La ragione ovvia, ma degna di essere ribadita, è che questi sono lavori pensati per il grande schermo, ricchi di dettagli e cura: in sala si vivono meglio, anche se a casa abbiamo un impianto eccezionale (saremo sempre più distratti che al cinema). Farsi avvolgere totalmente da un'esperienza che stimola la fantasia, creando un mondo da zero, ha un suo valore.
La ragione meno ovvia è che i lungometraggi ad alto budget hanno bisogno di una doppia vita commerciale, al cinema e in digitale, per recuperare gli investimenti: la Disney e altre major hanno seguito il modello Netflix durante l'emergenza Covid, ma non sono Netflix. Lo streaming è una parte importante della loro attività ma sono un ecosistema che copre più realtà di fruizione, e da quella multiformità dipende il loro stato di salute economico e, per proprietà transitiva, degli investimenti che garantiscono per gli artisti. Risponderete che non avete responsabilità per una major come la Disney, che magari pure detestate, però prima di arrivare lassù c'è qualcuno più in basso al quale forse dovete qualcosa.
Gli amici della Pixar si vedono nel momento del bisogno
Dopo quasi trent'anni, quanti di noi possono dire di non essere stati formati poeticamente dalla Pixar? Forse solo chi detesta a prescindere l'animazione può dire di non essere stato toccato nemmeno una volta da qualche intuizione preziosa della casa di Emeryville, o da qualche loro ispirata ricerca estetica, dal loro sense of wonder. È difficile mantenere la posizione di rivoluzionari dopo tre decenni, e certamente se si vuole la novità-shock si rimarrà oggi più appagati dallo psichedelico Spider-Man Across the Spider-Verse, però in Elemental quell'identità che avete amato c'è: la poesia di personaggi che seguono regole proprie, alternative alla nostra realtà, riflettendo allo stesso tempo le nostre stesse umanissime tribolazioni.

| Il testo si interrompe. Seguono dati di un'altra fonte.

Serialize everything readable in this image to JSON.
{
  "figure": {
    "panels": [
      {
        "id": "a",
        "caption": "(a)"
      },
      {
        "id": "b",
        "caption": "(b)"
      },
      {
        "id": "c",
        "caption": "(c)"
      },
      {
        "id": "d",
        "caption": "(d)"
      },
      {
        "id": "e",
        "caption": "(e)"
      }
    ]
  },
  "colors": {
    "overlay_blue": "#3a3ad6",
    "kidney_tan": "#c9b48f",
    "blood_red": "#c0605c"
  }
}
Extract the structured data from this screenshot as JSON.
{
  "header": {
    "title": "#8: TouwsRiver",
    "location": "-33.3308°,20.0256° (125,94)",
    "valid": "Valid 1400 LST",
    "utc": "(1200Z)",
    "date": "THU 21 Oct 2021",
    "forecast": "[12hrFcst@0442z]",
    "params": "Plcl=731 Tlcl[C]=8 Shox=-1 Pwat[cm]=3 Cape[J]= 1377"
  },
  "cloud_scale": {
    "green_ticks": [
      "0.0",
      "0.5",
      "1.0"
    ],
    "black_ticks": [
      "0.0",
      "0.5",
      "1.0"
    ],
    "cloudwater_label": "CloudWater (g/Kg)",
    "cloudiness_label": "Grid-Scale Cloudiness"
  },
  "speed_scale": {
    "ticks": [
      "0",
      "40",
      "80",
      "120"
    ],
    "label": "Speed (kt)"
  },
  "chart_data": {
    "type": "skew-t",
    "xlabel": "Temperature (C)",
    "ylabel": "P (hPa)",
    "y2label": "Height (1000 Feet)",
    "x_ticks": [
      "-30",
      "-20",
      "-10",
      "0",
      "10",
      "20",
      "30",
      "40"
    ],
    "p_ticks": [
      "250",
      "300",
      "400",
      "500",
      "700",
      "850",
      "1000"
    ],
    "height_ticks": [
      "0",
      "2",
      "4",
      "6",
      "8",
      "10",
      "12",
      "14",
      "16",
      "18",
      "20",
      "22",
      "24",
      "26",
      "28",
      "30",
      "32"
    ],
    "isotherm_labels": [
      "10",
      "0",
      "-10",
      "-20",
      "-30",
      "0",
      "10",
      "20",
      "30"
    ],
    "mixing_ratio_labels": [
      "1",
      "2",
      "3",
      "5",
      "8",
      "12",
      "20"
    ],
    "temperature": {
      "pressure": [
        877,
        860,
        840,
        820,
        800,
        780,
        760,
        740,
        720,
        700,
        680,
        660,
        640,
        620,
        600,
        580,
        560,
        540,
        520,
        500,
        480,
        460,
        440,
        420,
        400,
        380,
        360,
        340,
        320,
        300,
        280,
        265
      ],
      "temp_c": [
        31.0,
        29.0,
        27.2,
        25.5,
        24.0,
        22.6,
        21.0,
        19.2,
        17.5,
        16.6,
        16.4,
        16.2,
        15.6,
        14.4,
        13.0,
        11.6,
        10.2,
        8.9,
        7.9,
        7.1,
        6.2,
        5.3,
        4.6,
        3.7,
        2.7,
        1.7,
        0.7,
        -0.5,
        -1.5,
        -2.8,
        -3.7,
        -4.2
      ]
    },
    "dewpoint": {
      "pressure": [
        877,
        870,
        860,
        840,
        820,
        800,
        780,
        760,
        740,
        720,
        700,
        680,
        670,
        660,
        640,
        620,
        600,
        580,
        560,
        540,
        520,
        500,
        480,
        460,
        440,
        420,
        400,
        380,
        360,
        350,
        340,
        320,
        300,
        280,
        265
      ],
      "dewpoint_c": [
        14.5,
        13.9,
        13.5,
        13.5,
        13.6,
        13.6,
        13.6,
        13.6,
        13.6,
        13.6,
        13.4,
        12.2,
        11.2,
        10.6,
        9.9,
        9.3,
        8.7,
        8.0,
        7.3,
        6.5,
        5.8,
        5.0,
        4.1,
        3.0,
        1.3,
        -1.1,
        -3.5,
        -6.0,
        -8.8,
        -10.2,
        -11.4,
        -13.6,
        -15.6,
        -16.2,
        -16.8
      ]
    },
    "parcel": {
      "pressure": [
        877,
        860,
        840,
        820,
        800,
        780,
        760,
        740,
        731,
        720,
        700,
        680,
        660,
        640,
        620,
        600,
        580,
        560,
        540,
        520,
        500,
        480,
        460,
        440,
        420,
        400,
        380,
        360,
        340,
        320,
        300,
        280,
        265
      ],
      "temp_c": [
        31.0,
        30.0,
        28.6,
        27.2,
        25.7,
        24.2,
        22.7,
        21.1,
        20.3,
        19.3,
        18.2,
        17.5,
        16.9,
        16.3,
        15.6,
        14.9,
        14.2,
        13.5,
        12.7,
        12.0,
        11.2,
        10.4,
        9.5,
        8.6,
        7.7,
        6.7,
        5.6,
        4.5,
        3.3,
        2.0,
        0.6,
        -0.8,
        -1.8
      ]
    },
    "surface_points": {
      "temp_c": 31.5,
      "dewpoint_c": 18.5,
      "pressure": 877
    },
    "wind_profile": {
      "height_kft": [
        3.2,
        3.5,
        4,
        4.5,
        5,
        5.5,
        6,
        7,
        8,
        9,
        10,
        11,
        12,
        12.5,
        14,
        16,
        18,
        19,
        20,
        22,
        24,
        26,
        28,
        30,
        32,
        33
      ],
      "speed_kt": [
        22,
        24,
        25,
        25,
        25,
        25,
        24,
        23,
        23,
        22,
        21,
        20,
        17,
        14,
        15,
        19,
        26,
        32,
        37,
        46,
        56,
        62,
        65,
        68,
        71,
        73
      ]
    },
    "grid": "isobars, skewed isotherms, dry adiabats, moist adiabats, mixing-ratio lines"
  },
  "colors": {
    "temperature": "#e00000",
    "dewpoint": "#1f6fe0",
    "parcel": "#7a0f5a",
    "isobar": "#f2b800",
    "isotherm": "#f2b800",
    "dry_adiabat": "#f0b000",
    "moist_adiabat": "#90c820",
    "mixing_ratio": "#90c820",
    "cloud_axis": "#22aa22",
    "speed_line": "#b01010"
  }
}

È pure normale che l'asticella posta molto in alto con una sfilza di capolavori (andata ben oltre l'umano) sia difficile da toccare ancora senza stancarsi, però nessuno alla Pixar dà l'idea di non voler ancora provare ad alzarsi in punta di piedi per raggiungerla. Elemental incarna benissimo quest'anima e questa disinvoltura ancora artisticamente invidiabile. Sosteniamo un film così, se vogliamo evitare nel migliore dei casi di essere sommersi dai seguiti (ci aspettano già Toy Story 5 e Inside Out 2). Sosteniamo un film così, se nel peggiore dei casi vogliamo evitare che qualcuno sfili il tappeto sotto i piedi di una delle più grandi realtà dell'animazione occidentale. Su Disney+ ci sarà sempre più di quello che in tutta la vita riusciremo mai a vedere, e al cinema le famiglie italiane si accontentano spesso di prodotti animati non a questo livello. Accettare con fatalismo la sconfitta in sala di una proposta come Elemental è triste, soprattutto per il team che ora gestisce Pete Docter: il loro raccontarsi al pubblico alimenta più che mai i loro lavori (Elemental è la metafora fantastica della vita da figlio di immigrati del regista Pete Sohn, così come Luca era un omaggio di Enrico Casarosa alle Cinque Terre). Alto budget investito in un legame privato tra autori e spettatori: non diamo per scontato che sia un miracolo infinito, ma riconosciamo che possiamo almeno cercare di prolungarlo il più possibile.